Here is a short tutorial on how to do that : http://www.petefreitag.com/item/532.cfm You can easily find more information on the internet about this.

Since it can be useful, here's a more detailed guide, with information about Agent Forwarding : http://unixwiz.net/techtips/ssh-agent-forwarding.html

Some basics about Public Key authentication

There's different way for the remote SSH server to authenticate you when you try to login. The classic password is one of them. But it is also possible to use a mechanism based on asynchronous keys.

You create a key pair on your local machine : a private one and a public one. You must then distribute the public key to all remote SSH server where you want to log. It is really important that the private key is never distributed.

When you try to login, the remote server send a challenge which is encrypted with the private key. If you're familiar with asynchronous cryptography, you know that only the public key can now decipher said encrypted challenge. So, when the server receives the response, it can decipher it and if the answer and the challenge are identical, you are authenticated.

No more password needed for you SVN operations or any other SSH connection to this remote machine.

SSH-agent

One more information about ssh-agents.

When you create your key pair, ssh-keygen will ask for a password to further encrypt the private key to improve its security. You can leave this password blank, this way you won't have to enter a password when using the key.

However, if you choose a password, each time you want to use the key, you must enter the password, which will be the same as using password authentication with SSH. But there's a neat solution : the ssh-agent.

An agent is a little daemon which will store your keys in memory.
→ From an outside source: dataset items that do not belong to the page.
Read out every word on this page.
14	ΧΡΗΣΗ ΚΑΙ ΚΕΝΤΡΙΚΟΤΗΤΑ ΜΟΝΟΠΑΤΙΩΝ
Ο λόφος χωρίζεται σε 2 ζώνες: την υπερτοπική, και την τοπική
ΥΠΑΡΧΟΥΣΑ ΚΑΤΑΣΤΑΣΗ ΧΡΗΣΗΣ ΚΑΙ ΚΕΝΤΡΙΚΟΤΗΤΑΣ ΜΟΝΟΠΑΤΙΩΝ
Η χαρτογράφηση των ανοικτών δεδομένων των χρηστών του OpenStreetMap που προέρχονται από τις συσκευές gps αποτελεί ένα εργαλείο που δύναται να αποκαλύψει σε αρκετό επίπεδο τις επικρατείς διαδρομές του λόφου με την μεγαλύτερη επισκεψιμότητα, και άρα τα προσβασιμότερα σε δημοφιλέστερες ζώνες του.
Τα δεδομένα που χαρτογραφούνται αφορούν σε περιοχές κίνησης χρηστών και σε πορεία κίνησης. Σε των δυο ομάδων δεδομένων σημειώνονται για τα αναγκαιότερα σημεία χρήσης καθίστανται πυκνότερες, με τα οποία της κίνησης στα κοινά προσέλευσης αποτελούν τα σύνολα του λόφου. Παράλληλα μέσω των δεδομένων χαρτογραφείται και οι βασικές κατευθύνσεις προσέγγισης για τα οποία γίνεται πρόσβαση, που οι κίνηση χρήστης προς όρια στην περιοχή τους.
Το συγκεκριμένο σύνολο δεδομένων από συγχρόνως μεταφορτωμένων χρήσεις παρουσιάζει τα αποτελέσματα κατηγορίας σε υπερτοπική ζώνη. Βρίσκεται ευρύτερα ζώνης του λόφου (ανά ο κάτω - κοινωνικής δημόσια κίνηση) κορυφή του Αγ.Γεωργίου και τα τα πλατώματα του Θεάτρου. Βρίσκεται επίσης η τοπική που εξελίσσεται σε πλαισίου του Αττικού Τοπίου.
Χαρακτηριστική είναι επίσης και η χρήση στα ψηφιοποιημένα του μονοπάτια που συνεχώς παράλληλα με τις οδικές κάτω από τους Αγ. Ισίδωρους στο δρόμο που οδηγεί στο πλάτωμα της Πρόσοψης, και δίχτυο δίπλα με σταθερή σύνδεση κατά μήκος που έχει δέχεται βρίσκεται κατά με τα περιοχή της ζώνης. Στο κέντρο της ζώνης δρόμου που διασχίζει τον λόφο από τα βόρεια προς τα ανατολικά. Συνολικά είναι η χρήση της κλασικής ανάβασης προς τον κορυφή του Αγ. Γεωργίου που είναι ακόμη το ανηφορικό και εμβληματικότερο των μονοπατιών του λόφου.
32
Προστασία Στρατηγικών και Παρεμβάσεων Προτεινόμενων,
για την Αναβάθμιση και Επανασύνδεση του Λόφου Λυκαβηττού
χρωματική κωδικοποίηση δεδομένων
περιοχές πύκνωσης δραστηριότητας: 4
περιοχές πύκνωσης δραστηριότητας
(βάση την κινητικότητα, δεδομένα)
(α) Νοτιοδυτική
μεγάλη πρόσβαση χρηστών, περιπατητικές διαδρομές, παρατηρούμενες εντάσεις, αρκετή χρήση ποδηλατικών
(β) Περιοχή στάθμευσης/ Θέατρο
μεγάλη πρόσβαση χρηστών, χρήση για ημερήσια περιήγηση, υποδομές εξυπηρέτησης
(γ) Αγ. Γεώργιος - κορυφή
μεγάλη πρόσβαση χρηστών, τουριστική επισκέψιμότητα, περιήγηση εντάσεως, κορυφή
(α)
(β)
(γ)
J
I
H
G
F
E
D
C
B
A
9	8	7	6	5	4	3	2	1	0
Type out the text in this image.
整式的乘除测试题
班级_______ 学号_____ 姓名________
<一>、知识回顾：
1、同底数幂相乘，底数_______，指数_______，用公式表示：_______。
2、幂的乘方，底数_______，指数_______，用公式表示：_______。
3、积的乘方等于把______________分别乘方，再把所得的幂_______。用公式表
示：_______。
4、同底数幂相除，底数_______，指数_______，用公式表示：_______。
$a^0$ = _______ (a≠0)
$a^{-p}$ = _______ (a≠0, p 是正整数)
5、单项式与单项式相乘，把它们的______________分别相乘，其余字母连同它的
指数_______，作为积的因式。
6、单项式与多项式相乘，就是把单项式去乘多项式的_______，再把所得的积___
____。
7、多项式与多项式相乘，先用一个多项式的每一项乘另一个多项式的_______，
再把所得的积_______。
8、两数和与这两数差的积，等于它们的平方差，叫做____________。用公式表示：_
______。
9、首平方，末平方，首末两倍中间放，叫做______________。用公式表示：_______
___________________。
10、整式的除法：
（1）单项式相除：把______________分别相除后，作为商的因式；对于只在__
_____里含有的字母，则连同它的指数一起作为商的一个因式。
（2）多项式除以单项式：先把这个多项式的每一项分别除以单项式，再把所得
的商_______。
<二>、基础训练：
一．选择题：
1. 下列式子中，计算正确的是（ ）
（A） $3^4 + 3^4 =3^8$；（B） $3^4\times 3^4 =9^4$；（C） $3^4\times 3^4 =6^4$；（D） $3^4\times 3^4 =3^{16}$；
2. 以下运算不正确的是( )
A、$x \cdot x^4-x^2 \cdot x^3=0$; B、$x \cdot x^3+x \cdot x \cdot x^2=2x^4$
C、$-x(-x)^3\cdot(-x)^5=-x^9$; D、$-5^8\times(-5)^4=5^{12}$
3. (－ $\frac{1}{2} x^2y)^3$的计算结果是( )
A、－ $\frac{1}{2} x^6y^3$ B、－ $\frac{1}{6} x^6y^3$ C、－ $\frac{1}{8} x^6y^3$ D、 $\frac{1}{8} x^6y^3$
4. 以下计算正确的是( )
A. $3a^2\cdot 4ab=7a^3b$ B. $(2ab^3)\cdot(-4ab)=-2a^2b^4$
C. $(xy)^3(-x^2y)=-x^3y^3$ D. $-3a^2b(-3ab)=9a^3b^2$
When you add the key to the agent with ssh-add, it will first ask you for your password and then, each time the SSH client will need the key, it will ask the agent, so no more password.

In my second link, you'll find information about agent forwarding, which is also a good reason to use an ssh-agent.

I hope I'm clear, otherwise ask any questions you want.

Answer 2

SVN supports storing authentication - which is useful for avoiding having to authenticate for each svn:external. See the config and README.txt file located at ~/.subversion.

The first part of the config file should be the authentication section:

### Section for authentication and authorization customizations.
[auth]
### Set store-passwords to 'no' to avoid storing passwords in the
### auth/ area of your config directory.  It defaults to 'yes'.
### Note that this option only prevents saving of *new* passwords;
### it doesn't invalidate existing passwords.  (To do that, remove
### the cache files by hand as described in the Subversion book.)
store-passwords = yes
### Set store-auth-creds to 'no' to avoid storing any subversion
### credentials in the auth/ area of your config directory.
### It defaults to 'yes'.  Note that this option only prevents
### saving of *new* credentials;  it doesn't invalidate existing
### caches.  (To do that, remove the cache files by hand.)
# store-auth-creds = no

It looks like the keys are stored in ~/.subversion/auth (on Unix at least).

In my test I was asked to authenticate the first time checking out from an svn:external as part of a checkout of the trunk. Subsequent svn updates of the trunk did not issue a authentication challenge for update of the external.

I second the use of ssh keys for getting to your repo though. This info is just specific to SVN authentication.